Excellent, the orbits look very similar! This is expected: they represent the same physical motion, just computed in different ways. Let’s quantify how well they match.

Energy conservation: Jacobi integral

In the rotating frame, the relevant conserved quantity is the Jacobi integral (also called the Jacobi constant or Jacobi energy), not the total energy. Let’s examine how well each method conserves the Jacobi integral.

The Jacobi integral is:

\[E_J = E - \mathbf{\Omega} \cdot \mathbf{L}\]

where \(E\) is the total energy in the rotating frame and \(\mathbf{L}\) is the angular momentum.

# Compute Jacobi integral for rotating frame orbit
E_rotating = H_rotating.energy(orbit_rotating)

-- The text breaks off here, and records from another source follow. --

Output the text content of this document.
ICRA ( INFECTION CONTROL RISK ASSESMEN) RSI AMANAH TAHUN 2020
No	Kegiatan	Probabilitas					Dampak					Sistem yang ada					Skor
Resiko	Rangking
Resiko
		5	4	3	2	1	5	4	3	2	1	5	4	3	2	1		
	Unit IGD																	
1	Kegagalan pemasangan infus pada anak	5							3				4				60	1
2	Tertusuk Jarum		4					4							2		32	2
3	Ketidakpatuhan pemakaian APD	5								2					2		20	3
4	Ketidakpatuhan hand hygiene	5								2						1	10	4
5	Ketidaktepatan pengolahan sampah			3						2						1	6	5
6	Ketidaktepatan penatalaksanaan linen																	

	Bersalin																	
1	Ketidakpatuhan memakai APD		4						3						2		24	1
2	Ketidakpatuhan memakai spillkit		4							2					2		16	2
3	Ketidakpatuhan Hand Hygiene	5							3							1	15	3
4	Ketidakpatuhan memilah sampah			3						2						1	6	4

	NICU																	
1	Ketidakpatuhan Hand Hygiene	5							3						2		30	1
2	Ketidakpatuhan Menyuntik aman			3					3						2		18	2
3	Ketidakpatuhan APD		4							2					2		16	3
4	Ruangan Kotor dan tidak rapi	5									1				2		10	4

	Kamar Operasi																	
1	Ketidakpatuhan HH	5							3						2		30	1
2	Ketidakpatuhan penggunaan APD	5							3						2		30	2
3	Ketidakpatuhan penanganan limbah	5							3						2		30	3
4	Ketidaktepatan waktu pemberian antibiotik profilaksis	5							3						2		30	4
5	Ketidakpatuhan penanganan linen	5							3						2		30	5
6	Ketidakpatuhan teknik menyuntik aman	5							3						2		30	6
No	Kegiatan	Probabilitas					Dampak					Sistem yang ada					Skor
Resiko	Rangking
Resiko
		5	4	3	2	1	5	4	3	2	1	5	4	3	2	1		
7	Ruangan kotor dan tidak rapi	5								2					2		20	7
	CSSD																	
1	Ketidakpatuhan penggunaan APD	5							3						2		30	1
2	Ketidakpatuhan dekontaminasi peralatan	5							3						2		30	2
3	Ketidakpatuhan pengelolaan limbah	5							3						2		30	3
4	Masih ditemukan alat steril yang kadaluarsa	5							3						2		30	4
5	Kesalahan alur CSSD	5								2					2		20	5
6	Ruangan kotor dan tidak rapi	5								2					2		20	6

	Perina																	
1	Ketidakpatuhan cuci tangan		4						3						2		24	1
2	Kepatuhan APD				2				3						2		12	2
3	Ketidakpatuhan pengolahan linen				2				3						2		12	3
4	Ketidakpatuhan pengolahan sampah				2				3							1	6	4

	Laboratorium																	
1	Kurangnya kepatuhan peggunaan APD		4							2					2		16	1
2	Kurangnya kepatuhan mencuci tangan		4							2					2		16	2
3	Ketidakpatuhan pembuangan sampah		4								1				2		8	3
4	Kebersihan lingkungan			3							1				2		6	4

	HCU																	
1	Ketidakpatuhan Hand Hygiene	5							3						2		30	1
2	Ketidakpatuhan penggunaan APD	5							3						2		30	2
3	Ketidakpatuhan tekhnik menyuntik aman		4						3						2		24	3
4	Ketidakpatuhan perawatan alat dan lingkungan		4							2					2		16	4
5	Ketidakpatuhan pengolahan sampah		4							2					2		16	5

# Compute Jacobi integral for inertial orbit (transformed to rotating frame)
E_inertial_transformed = H_rotating.energy(orbit_inertial_rotating)

Let’s see how well each method conserves the Jacobi integral over the course of the integration:

# Compute fractional energy conservation
frac_dE_rotating = np.abs((E_rotating[1:] - E_rotating[0]) / E_rotating[0])
frac_dE_inertial = np.abs(
    (E_inertial_transformed[1:] - E_inertial_transformed[0]) / E_inertial_transformed[0]
)

fig, ax = plt.subplots(figsize=(10, 6), layout="tight")

ax.loglog(
    orbit_rotating.t[1:].to(u.Gyr).value,
    frac_dE_rotating,
    label="Method 1: Rotating frame",
    alpha=0.7,
)
ax.loglog(
    orbit_inertial.t[1:].to(u.Gyr).value,
    frac_dE_inertial,
    label="Method 2: Inertial frame",
    alpha=0.7,
)

ax.axhline(1e-14, color="k", linestyle="--", alpha=0.3, label="Tolerance (rtol)")
ax.set_xlabel("Time [Gyr]")
ax.set_ylabel("Fractional Jacobi integral error $|\\Delta E_J / E_J|$")
ax.set_title("Jacobi Integral Conservation")
ax.legend()
ax.grid(alpha=0.3)
plt.show()

Both methods conserve the Jacobi integral well, but the rotating frame approach (Method 1 above) generally provides better long-term stability for orbits in a barred potential.